Updated

A suspected Mexican cartel drug kingpin was charged Tuesday in the seizure of 44 pounds of fentanyl from a sting operation late last year, officials said.

Francisco Quiroz-Zamora, 41, was arrested in November after he traveled to New York City to collect a payment from an undercover agent posing as a drug dealer, authorities said. Officials charged him in connection with the opioid seizure at a Bronx hotel and a posh Manhattan apartment.

Authorities used undercover agents to track Quiroz-Zamora’s shipments from Mexico to Arizona and Californian and New York, according to the New York Post.

He allegedly stashed a duffel bag filled with fentanyl above a vending machine at the Bronx hotel and five more pounds was being stored at a Central Park West apartment, according to the New York Daily News.

An investigation into Quiroz-Zamora’s alleged trafficking was conducted by the Drug Enforcement Administration, the office of Special Narcotics Prosecutor Bridget Brennan and other agencies.

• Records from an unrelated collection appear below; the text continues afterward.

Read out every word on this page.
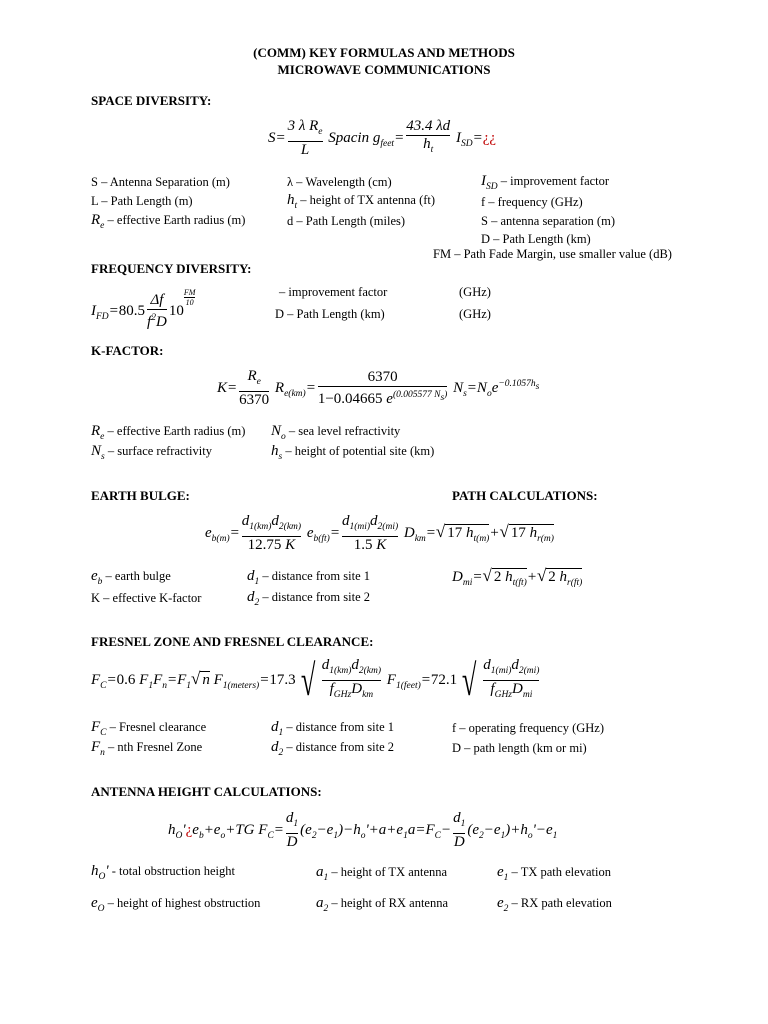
(COMM) KEY FORMULAS AND METHODS
MICROWAVE COMMUNICATIONS
SPACE DIVERSITY:
$S= \frac{3 \lambda R_e}{L}$ Spacin $g_{feet}= \frac{43.4 \lambda d}{h_t}$ $I_{SD}=¿¿$
S – Antenna Separation (m)
L – Path Length (m)
$R_e$ – effective Earth radius (m)
λ – Wavelength (cm)
$h_t$ – height of TX antenna (ft)
d – Path Length (miles)
$I_{SD}$ – improvement factor
f – frequency (GHz)
S – antenna separation (m)
D – Path Length (km)
FM – Path Fade Margin, use smaller value (dB)
FREQUENCY DIVERSITY:
$I_{FD}=80.5 \frac{\Delta f}{f^2D} 10$
$^{\frac{FM}{10}}$	– improvement factor
D – Path Length (km)
(GHz)
(GHz)
K-FACTOR:
$K= \frac{R_e}{6370} R_{e(km)}= \frac{6370}{1-0.04665 e^{(0.005577 N_s)}} N_s=N_oe^{-0.1057h_s}$
$R_e$ – effective Earth radius (m)
$N_s$ – surface refractivity
$N_o$ – sea level refractivity
$h_s$ – height of potential site (km)
EARTH BULGE:	PATH CALCULATIONS:
$e_{b(m)}= \frac{d_{1(km)}d_{2(km)}}{12.75 K} e_{b(ft)}= \frac{d_{1(mi)}d_{2(mi)}}{1.5 K} D_{km}=√$ 17 $h_{t(m)}+√$ 17 $h_{r(m)}$
$e_b$ – earth bulge
K – effective K-factor
$d_1$ – distance from site 1
$d_2$ – distance from site 2
$D_{mi}=√$ 2 $h_{t(ft)}+√$ 2 $h_{r(ft)}$
FRESNEL ZONE AND FRESNEL CLEARANCE:
$F_C=0.6$ $F_1F_n=F_1√$ n $F_{1(meters)}=17.3$ √ $\frac{d_{1(km)}d_{2(km)}}{f_{GHz}D_{km}} F_{1(feet)}=72.1$ √ $\frac{d_{1(mi)}d_{2(mi)}}{f_{GHz}D_{mi}}$
$F_C$ – Fresnel clearance
$F_n$ – nth Fresnel Zone
$d_1$ – distance from site 1
$d_2$ – distance from site 2
f – operating frequency (GHz)
D – path length (km or mi)
ANTENNA HEIGHT CALCULATIONS:
$h_O'¿e_b+e_o+TG$ $F_C= \frac{d_1}{D} (e_2-e_1)-h_o'+a+e_1a=F_C- \frac{d_1}{D} (e_2-e_1)+h_o'-e_1$
$h_O'$ - total obstruction height
$e_O$ – height of highest obstruction
$a_1$ – height of TX antenna
$a_2$ – height of RX antenna
$e_1$ – TX path elevation
$e_2$ – RX path elevation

Quiroz-Zamora is believed to be a leader of Mexico’s Sinaloa Cartel, according to the New York Post. He was reportedly working under the nickname “Gordo.”

“This investigation provides the American public with an inside view of a day in the life of a Sinaloa Cartel drug trafficker; including international travel, money pick-ups, and clandestine meetings,” DEA Special Agent James J. Hunt said.

Five of Quiroz-Zamora’s alleged accomplices were also charged in the smuggling ring.

Fatal overdoes of fentanyl reached an all-time high of more than 1,400 in New York City in 2017, officials said.

The Associated Press contributed to this report.